Die Frau hatte sich zwischenzeitlich neu erfunden und das Erscheinungsbild von üppigen Rundungen zu schlanker und sportlicher Figur gewandelt. Diese wurde aber mit dem Ende des 2. Weltkrieges wieder beendet, da die erneuten Missstände nach dem Krieg vielerorts Entbehrungen nach sich zogen. Es galt nun: die Wohlgenährte ist schön.

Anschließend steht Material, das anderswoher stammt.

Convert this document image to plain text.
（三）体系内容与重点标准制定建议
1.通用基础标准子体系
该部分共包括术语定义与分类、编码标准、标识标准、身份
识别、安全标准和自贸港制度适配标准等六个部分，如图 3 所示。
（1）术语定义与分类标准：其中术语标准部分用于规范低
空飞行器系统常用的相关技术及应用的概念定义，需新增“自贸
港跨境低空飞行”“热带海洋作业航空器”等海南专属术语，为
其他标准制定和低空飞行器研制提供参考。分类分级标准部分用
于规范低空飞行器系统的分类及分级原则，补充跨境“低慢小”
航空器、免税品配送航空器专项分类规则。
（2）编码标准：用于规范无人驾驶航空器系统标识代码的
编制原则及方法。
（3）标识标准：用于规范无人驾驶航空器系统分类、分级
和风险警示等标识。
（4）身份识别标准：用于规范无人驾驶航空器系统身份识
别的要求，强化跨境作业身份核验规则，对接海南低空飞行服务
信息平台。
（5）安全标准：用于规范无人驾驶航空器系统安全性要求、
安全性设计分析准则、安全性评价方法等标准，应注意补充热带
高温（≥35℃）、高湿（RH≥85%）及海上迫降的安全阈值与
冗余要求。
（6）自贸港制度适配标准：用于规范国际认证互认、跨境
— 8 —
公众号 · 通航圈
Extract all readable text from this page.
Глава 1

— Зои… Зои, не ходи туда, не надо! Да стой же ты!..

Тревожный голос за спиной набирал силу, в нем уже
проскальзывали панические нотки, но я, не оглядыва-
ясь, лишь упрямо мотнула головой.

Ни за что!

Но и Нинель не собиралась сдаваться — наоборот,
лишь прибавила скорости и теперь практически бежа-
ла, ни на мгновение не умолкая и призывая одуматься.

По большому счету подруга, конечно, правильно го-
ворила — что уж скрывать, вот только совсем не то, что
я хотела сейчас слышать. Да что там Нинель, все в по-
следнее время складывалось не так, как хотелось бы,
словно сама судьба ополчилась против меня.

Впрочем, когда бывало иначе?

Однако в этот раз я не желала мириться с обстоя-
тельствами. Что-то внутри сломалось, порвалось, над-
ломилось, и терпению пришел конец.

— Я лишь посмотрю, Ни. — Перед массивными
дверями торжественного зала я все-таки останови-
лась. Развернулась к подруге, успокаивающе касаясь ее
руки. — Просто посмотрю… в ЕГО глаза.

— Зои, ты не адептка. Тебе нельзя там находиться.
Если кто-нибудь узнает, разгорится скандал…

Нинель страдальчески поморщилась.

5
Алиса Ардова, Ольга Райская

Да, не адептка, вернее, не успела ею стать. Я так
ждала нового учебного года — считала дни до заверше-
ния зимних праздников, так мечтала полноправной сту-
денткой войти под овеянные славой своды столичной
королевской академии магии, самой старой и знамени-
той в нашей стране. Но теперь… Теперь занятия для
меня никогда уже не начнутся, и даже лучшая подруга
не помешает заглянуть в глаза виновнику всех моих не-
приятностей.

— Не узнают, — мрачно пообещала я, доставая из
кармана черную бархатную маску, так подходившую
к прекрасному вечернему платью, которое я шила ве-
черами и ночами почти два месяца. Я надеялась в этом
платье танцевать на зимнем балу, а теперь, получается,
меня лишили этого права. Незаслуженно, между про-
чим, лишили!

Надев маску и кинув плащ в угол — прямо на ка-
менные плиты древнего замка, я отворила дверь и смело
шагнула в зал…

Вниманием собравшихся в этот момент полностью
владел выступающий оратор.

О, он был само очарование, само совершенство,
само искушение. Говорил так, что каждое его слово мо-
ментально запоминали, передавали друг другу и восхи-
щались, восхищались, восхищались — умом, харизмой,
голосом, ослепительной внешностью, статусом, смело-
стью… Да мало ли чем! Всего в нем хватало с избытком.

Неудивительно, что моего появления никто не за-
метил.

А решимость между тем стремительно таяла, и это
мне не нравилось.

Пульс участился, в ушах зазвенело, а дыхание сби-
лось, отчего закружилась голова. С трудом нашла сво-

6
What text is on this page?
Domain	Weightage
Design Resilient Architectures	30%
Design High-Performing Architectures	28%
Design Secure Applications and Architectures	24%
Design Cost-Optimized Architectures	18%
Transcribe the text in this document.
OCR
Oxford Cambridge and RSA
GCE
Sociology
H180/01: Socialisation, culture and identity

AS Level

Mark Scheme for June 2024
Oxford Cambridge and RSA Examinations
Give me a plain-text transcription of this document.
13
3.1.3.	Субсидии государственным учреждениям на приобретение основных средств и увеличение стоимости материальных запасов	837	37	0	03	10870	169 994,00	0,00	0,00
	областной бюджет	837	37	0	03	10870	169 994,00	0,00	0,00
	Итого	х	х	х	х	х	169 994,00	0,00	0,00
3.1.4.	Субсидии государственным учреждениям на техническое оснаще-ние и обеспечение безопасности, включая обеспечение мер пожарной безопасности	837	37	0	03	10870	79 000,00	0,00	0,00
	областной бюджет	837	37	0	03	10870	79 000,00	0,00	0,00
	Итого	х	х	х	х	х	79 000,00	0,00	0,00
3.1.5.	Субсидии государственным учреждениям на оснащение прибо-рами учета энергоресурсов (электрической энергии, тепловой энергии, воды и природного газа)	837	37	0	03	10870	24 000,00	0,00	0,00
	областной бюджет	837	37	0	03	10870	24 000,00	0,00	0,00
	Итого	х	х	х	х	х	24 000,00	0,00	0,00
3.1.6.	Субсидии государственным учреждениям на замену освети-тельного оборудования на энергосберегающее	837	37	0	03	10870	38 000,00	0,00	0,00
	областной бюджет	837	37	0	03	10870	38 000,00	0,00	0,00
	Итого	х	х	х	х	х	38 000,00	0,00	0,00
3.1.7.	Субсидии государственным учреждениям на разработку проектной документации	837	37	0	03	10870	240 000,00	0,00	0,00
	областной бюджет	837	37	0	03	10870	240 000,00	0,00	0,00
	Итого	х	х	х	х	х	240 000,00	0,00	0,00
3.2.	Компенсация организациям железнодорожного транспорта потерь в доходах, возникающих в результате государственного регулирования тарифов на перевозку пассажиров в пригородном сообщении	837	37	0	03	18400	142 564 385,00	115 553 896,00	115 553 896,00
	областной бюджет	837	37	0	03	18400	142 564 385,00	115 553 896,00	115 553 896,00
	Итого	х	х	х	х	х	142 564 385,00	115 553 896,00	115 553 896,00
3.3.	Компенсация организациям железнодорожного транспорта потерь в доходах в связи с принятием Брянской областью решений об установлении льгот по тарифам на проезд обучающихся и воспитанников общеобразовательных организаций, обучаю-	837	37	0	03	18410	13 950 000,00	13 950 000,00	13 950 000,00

Dieses Phänomen hatte aber nicht lange Bestand und änderte sich in den 1960er Jahren mit den Entertainment-Größen wie Marilyn Monroe und Liz Taylor.
Eine schmale Taille und lange Beine in Kombination mit großem Busen waren begehrenswert. Seit dieser Zeit hat sich der schlanke Körperkult – wenn auch zwischenzeitlich als gefährlicher Schlankheitswahn – gehalten. Dieser kommt einher mit verschiedenen Schönheitsmerkmalen im Gesicht und der Größe der Oberweite. Es existiert bis auf die schlanke Figur kein klar definierbares Schönheitsideal mehr.
Die heutigen Modemagazine zeigen täglich neue Models, mit anderen Schönheitsmerkmalen. Mal ist es ein Model mit schneeweißer Haut und vollen, roten Lippen und mal ist es die exotische lateinamerikanische Schönheit mit leicht brauner Haut, mit prallen Brüsten und schmaler Taille. Die Vielzahl an Schönheitsmerkmalen in der heutigen Zeit – das Körpergewicht ausgenommen – scheint eine Ansammlung der Schönheitsideale der vergangenen Jahrhunderte zu sein, die in jeglicher Form und Ausprägung seine Zielgruppe zu finden scheint.